I was birthed for quite a grand but young lady – she had the funds to commission me from a tailor in Cheltenham. It wasn’t every day that the tailor, a Mr Ladnor, was asked to stitch a feminine cut, but the lady was very charming in her request and so on this occasion he obliged.
The party for which I was constructed lasted two nights and two days. The evening began a pleasant affair, with drinks and chatter that turned to gossip, and a dizzying rush of hundreds of friends, enemies, strangers together. I was eyed enviously for my elegant cut, the way my waist accentuated the lady’s slender curves, my velvety-red most eye-catching. Later there was raucous dancing and I was drenched with sweat before being torn off and tossed to the side, crumpled in a silky chair. In the early hours I was recuperated, and huddled trembling shoulders in the morning glow whilst bare feet – shoes had long been lost – trod on dewy ground.

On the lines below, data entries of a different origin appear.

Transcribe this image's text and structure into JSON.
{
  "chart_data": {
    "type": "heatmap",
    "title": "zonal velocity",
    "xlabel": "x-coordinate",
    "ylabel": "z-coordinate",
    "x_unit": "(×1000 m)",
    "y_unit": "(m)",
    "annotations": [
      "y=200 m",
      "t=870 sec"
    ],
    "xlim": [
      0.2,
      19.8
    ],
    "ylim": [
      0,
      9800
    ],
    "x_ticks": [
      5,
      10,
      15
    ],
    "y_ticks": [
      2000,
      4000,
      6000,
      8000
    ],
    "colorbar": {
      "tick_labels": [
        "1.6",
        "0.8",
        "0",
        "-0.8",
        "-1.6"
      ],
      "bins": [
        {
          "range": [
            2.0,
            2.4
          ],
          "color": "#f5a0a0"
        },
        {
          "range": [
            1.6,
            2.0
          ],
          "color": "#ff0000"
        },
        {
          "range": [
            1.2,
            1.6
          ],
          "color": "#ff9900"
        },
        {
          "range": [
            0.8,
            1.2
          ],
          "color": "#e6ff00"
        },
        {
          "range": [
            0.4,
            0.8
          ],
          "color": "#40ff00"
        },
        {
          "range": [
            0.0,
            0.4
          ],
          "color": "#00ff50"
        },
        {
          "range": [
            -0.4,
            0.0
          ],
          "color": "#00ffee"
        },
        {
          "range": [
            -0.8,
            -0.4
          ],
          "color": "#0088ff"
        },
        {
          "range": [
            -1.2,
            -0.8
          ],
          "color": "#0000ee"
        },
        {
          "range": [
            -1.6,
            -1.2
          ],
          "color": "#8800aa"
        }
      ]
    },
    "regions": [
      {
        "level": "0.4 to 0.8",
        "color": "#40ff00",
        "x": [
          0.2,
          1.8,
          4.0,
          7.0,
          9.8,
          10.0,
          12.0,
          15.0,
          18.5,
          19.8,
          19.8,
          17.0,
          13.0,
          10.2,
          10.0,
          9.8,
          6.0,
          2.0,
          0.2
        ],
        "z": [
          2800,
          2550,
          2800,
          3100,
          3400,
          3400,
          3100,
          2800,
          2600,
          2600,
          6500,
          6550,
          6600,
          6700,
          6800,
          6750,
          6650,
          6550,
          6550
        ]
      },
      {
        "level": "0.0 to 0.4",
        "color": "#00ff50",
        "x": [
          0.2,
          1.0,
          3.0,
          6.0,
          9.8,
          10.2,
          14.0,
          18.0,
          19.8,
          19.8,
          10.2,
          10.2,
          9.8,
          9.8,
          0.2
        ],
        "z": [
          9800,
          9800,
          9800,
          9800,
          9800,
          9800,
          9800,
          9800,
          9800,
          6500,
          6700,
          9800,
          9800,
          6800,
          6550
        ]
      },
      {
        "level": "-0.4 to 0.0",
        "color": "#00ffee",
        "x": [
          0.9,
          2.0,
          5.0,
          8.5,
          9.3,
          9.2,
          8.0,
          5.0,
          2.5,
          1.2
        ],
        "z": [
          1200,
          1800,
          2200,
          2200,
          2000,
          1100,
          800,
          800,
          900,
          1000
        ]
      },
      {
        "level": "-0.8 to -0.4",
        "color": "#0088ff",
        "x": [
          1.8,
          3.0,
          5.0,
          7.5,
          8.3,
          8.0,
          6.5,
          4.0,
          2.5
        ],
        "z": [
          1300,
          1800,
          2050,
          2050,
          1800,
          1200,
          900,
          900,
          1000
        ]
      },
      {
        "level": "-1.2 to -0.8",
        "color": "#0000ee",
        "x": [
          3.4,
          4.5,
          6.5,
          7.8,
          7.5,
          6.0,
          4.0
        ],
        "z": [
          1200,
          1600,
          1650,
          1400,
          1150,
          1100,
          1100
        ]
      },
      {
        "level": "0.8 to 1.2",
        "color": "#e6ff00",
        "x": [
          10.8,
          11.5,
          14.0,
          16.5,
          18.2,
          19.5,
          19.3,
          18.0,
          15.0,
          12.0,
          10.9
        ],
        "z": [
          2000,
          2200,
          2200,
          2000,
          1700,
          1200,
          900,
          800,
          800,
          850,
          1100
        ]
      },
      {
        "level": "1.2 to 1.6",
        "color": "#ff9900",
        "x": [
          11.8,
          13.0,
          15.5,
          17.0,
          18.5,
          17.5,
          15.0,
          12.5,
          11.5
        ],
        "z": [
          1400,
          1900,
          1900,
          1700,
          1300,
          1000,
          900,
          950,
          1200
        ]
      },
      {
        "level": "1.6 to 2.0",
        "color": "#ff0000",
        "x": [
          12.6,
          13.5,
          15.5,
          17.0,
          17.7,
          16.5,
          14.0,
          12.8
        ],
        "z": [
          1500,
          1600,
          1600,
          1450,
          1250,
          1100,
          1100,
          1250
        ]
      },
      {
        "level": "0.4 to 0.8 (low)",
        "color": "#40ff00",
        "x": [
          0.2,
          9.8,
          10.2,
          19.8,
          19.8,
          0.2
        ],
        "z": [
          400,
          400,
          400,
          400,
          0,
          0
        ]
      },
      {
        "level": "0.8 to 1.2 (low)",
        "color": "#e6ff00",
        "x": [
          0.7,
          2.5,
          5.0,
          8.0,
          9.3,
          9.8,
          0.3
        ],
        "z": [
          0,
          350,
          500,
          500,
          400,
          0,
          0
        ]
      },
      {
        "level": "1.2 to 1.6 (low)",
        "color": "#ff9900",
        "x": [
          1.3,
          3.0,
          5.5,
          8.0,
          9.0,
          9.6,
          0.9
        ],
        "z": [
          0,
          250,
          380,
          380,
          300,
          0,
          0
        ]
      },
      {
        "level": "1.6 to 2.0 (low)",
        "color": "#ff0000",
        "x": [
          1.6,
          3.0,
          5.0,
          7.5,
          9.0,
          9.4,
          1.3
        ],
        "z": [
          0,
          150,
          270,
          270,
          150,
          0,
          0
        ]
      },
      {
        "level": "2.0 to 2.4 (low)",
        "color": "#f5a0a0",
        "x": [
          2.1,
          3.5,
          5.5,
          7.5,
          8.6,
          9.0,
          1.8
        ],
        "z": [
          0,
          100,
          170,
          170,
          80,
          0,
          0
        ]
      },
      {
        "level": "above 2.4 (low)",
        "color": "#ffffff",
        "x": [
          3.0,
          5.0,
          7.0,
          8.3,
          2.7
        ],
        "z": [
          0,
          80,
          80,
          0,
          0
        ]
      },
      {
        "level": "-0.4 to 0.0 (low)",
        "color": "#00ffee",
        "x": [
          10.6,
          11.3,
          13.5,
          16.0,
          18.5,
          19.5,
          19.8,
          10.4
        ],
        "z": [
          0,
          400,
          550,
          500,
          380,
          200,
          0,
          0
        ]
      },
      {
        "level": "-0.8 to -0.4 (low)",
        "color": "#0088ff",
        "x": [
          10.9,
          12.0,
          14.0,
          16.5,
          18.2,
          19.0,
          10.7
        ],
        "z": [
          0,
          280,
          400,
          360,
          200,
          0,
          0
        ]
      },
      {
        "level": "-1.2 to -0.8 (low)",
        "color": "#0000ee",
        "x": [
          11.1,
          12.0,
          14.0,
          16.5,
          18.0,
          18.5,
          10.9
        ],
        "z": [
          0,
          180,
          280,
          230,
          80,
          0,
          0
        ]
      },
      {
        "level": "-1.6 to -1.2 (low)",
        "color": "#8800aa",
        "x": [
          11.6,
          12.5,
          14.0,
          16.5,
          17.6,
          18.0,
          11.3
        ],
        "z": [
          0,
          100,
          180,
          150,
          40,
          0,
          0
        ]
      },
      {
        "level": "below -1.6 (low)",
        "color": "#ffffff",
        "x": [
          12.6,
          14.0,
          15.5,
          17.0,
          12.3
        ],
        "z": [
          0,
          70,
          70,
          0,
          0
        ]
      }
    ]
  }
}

On the river’s bank I made for nice repose for my lady and her companion, whose embrace stifled shivers as the alcohol wore off and they became drunk on each other’s smell, taste, warmth.
I remained in the care of the lady, demoted to attic shelf, before years older I became her children’s discovery. Fancy dress and theatricals, I was loved and worn and brushed off for teenage soirees until one night I was left behind, and claimed by a young girl. No resentment here – time to move on, this girl adored me – I became her staple ‘look,’ her quirk, her charm, her red coat. For years and years I let her shoulders fill me out until I became a snug fit, but still my company was required for her escapades.
One night, draped over back of chair, she swayed to a mellow sax, an arm around her bare shoulder led her away. She did not return. I awaited in the gloom until the lights came on the following morning and the bar maid found me there, dusty with light. I was never sought out and so I hung lonely upon the wall, amidst paraphernalia galore, eclectic mix of décor.
One night, a punk band sung their guts, a hand reached up, pulled me down and slunk out into the dark with me on their arm. And so a new chapter – new parties, new friends, new compliments, new styles. Punctured with pins and paired with leather, skirts, spikey hair I was intimidating, wild, exciting. I felt free-spirited and vivacious. I was passed between friends. Glazed eyes shrugged me on at dawn and bright pupils tore me off when it became warm. I loved the excitement, I was tattered but I didn’t care.
Until I was sold. Money had run out, time for me to go. My new owner hung me in a room of things. Things she had collected with a distinct eye for old treasure. Her things were my new company: beaded ornaments, large pots, woven fabrics. She moved carefully amongst us, keeping the dust away until her partner yelled: ENOUGH! I want room to build a kitchen extension. And we were all whisked away to a sprawling sale where I was hung, back of rack, hidden behind the jewels of her collection.
I was bought – for £15 – a steep price for my now tatty demeanour. My new acquirer took me home, brimming with pride, but then chastised for my extortionate cost. Still, she wore and admired me, before giving me my own voice to speak.